Medicare did not estimate how long it would take for the panel to make a recommendation. After such recommendations are made, Medicare regulations call for it to make a decision within 60 days.
Stanton, who serves on one of Medicare's outside medical review panels, called Medicare's action "an incredible disservice. They could have made that decision four months ago. They need to make a decision. They have had this long enough."
It is unlikely another study of the effect of ICDs on this group of patients would be made again because the earlier study's results were so conclusive that it would be unethical to deny patients the life-saving technology for purposes of a study, Stanton said.
Dr.
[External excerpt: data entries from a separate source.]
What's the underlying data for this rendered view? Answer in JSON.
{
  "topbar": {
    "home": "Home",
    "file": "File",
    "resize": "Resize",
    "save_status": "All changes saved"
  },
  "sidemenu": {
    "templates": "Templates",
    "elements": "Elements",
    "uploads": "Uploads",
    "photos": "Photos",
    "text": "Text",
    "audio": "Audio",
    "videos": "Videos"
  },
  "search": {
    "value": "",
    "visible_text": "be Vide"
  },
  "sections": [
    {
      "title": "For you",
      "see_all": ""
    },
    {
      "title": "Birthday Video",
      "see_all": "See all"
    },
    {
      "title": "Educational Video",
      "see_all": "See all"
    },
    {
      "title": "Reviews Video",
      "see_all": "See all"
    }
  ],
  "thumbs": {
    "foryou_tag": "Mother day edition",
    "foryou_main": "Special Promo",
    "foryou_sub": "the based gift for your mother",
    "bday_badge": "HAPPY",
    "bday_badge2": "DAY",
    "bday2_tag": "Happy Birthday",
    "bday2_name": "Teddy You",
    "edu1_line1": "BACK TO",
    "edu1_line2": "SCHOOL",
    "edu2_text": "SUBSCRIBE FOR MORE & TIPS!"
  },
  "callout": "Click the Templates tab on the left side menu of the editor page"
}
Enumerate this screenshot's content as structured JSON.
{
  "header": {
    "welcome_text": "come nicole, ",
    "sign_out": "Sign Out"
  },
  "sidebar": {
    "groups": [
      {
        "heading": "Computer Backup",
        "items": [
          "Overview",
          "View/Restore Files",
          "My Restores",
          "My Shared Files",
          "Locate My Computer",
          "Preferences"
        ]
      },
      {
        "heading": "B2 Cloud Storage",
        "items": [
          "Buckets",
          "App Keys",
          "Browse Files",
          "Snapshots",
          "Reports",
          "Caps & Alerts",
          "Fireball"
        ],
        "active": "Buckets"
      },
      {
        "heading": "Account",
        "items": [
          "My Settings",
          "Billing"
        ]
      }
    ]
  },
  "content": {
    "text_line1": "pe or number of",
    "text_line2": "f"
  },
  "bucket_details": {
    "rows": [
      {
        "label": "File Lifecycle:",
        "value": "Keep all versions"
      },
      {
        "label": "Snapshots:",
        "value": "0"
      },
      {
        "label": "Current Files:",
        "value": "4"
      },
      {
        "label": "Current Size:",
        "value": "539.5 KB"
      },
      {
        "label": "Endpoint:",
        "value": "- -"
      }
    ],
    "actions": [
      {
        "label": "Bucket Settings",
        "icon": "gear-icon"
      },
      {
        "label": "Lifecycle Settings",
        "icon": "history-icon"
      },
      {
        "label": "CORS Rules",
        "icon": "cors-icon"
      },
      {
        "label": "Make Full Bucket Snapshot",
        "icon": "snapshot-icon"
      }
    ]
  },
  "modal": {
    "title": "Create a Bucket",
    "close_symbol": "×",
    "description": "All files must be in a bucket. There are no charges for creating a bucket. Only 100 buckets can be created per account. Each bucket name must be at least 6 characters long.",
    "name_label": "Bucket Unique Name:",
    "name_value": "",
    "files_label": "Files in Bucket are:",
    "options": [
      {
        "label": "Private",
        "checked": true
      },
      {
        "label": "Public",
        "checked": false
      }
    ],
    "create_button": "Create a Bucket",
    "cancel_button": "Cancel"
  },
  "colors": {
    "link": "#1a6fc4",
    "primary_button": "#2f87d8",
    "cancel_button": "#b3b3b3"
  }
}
Mark Schoenfeld, professor of medicine at Yale University Medical School and president of the North American Society of Pacing and Electrophysiology, said "we are very disappointed by the delays ... because both patients and physicians are placed in a significant quandary" as to whether Medicare will cover such treatment.
"Patients may be denied treatment," Schoenfeld said. "We are terribly concerned about the delays in making a decision on this issue."
Costs
Manufacturers say questions asked by Medicare suggest the reason for the delay is cost.
The devices cost about $25,000. Expanding eligibility could double sales to about $4 billion, assuming that about 20 percent of those who are eligible for devices receive them, which is the current usage rate, Stanton said.
Medicare has been looking for a way to cover some, but not all, of those beneficiaries who meet the criteria, "but you can't subdivide it and say 'this is the group that really benefits and the others don't,'" Stanton said.
"They are looking for how not to spend money," Stanton said. "In essence, what [Medicare] is saying is that they know better than the professional organizations and the physicians and scientists."
Randy Burkholder, associate vice president of the Advanced Medical Technology Association - the medical manufacturers trade group commonly called AdvaMed - said Medicare is setting a bad precedent by considering cost in making a coverage decision.
"We don't believe that rationing care up front on the basis of cost is the way to go," Burkholder said.